Outage Post-Mortem – May 30, 2013

by Ryan Duffield June 7, 2013 | 3 min read

As a member of PagerDuty’s realtime engineering team, a top concern is designing and implementing our systems with high availability and reliability.  On May 30, 2013 we had a brief outage that resulted in a degradation of our alerting reliability.  This post summarizes what happened and what we are doing moving forward to ensure it doesn’t happen again.


On May 30, 2013 at 22:50 UTC, our on-call engineers were paged due to an issue in the Linode Fremont datacenter. This particular datacenter was experiencing network latency issues, as verified by Linode on their status page about 6 minutes later.

As a result of this issue, some of our backup worker processes started automatically. The backup worker processes handle sending notifications from our various notification queues, specifically to pick up the slack from workers that are offline.

Unfortunately, these processes had some poor error handling. Due to the datacenter outage, error rates were of course higher than normal. As a result, this delayed the processing of some notifications. Over the period of the outage window, 7% of the total outgoing alerts were delayed an unacceptable amount of time. All notifications were ultimately delivered and no notifications were lost.


  • At 22:50 UTC, our on-call engineers are alerted to network connectivity problems in the Linode Fremont datacenter.
  • At 22:56 UTC, Linode confirms network connectivity issues in their Fremont datacenter.
  • At 23:07 UTC, our engineers notice that backup worker processing on one our notification queues has stalled, so this process is restarted manually.
  • At 23:14 UTC, processing of notifications is back to normal.
  • At 23:30 UTC, Linode confirms that the network connectivity problems are fixed.

How we’re fixing it

The bug that we encountered during this particular outage has been fixed. While we do test all of our code extensively, this particular bug was missed. Because this code path only becomes critical in the event of a datacenter outage, we weren’t able to catch the problem until it revealed itself in our production environment.

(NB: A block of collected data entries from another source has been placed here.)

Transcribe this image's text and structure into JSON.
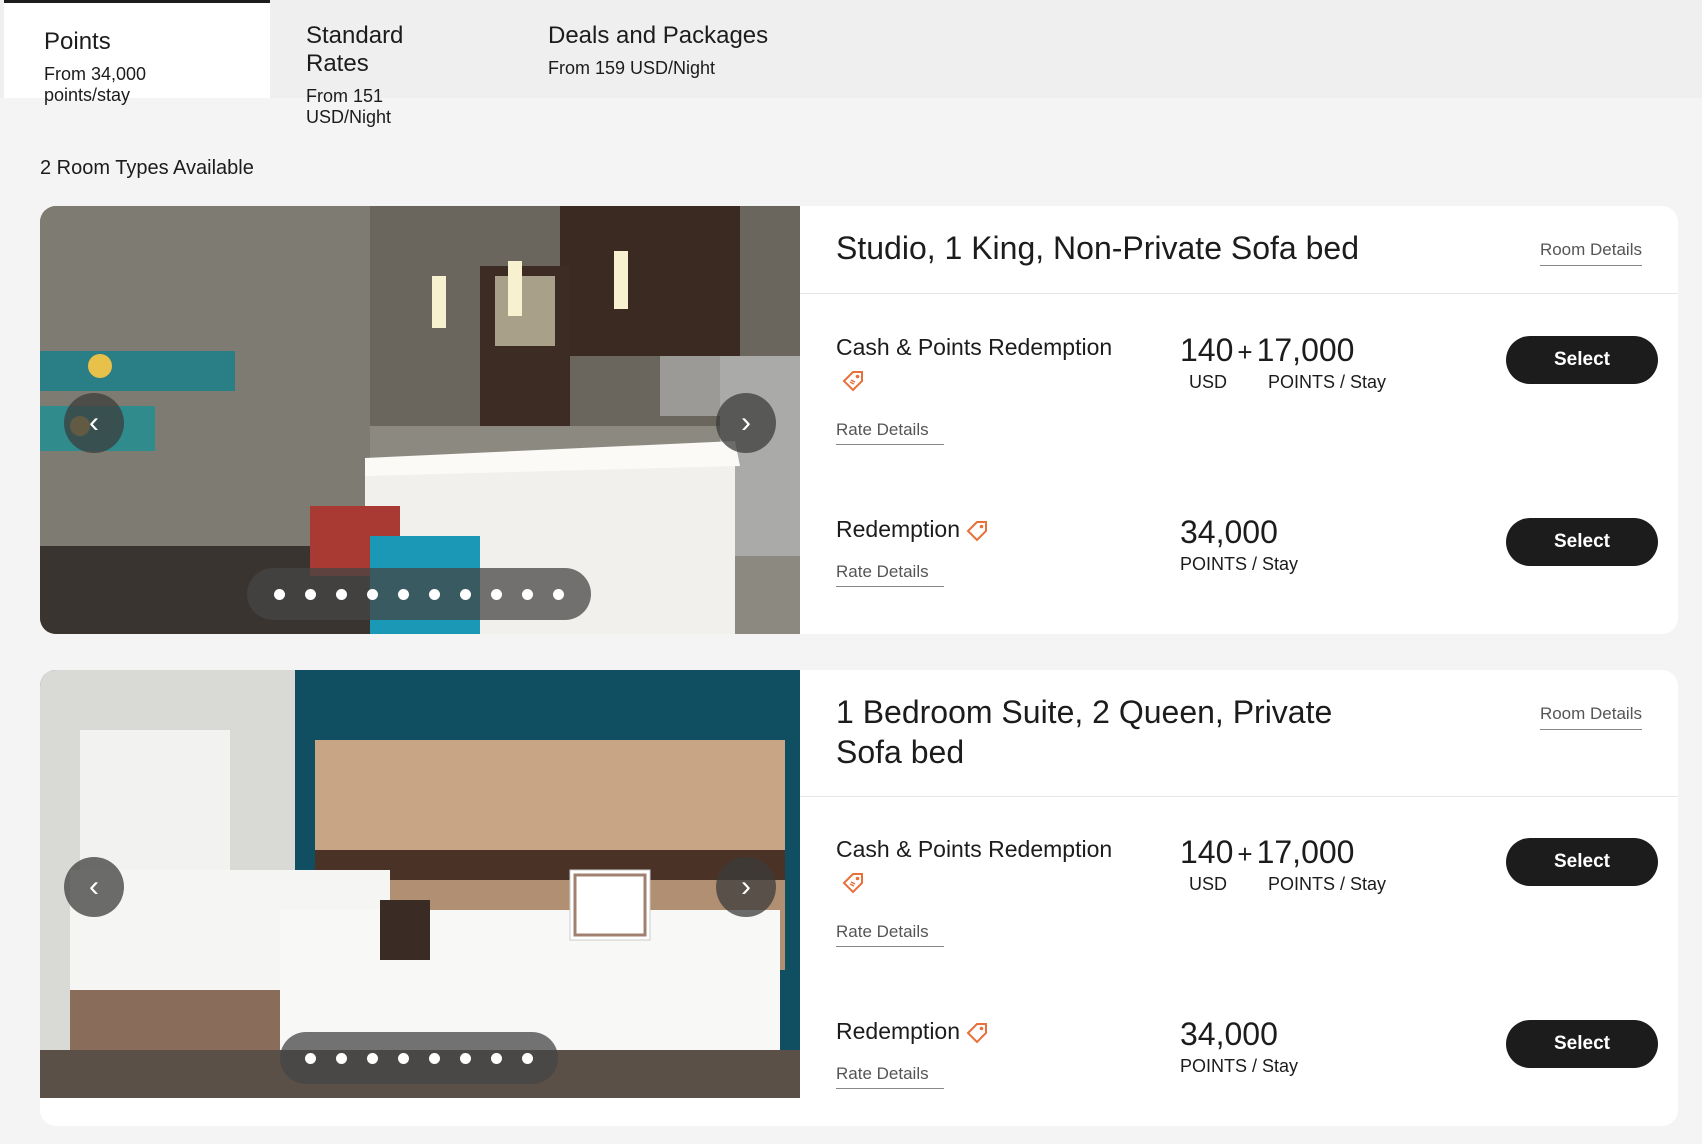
{
  "tabs": [
    {
      "title": "Points",
      "subtitle": "From 34,000 points/stay"
    },
    {
      "title": "Standard Rates",
      "subtitle": "From 151 USD/Night"
    },
    {
      "title": "Deals and Packages",
      "subtitle": "From 159 USD/Night"
    }
  ],
  "room_count_label": "2 Room Types Available",
  "rooms": [
    {
      "title": "Studio, 1 King, Non-Private Sofa bed",
      "room_details_label": "Room Details",
      "carousel": {
        "prev_icon": "chevron-left-icon",
        "next_icon": "chevron-right-icon",
        "dot_count": 10
      },
      "rates": [
        {
          "name": "Cash & Points Redemption",
          "rate_details_label": "Rate Details",
          "cash_amount": "140",
          "plus": "+",
          "points_amount": "17,000",
          "cash_unit": "USD",
          "points_unit": "POINTS / Stay",
          "select_label": "Select"
        },
        {
          "name": "Redemption",
          "rate_details_label": "Rate Details",
          "points_amount": "34,000",
          "points_unit": "POINTS / Stay",
          "select_label": "Select"
        }
      ]
    },
    {
      "title": "1 Bedroom Suite, 2 Queen, Private Sofa bed",
      "room_details_label": "Room Details",
      "carousel": {
        "prev_icon": "chevron-left-icon",
        "next_icon": "chevron-right-icon",
        "dot_count": 8
      },
      "rates": [
        {
          "name": "Cash & Points Redemption",
          "rate_details_label": "Rate Details",
          "cash_amount": "140",
          "plus": "+",
          "points_amount": "17,000",
          "cash_unit": "USD",
          "points_unit": "POINTS / Stay",
          "select_label": "Select"
        },
        {
          "name": "Redemption",
          "rate_details_label": "Rate Details",
          "points_amount": "34,000",
          "points_unit": "POINTS / Stay",
          "select_label": "Select"
        }
      ]
    }
  ],
  "colors": {
    "accent_tag": "#e8703a",
    "button_bg": "#1c1c1c",
    "page_bg": "#f4f4f4"
  }
}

We are going to do a better job at testing code that runs in exceptional situations. Designing systems to handle datacenter failures isn’t enough on its own: we have to continuously test that they’re functioning as designed.

While we do perform controlled failure testing in production, we don’t currently do it often enough nor do we test enough failure cases. We will very soon institute a regular “Failure Friday”, where we actively try to instigate an extensive set of controlled failures. Over time, we hope to transition to using our own Chaos Monkey that will create these conditions continuously and randomly.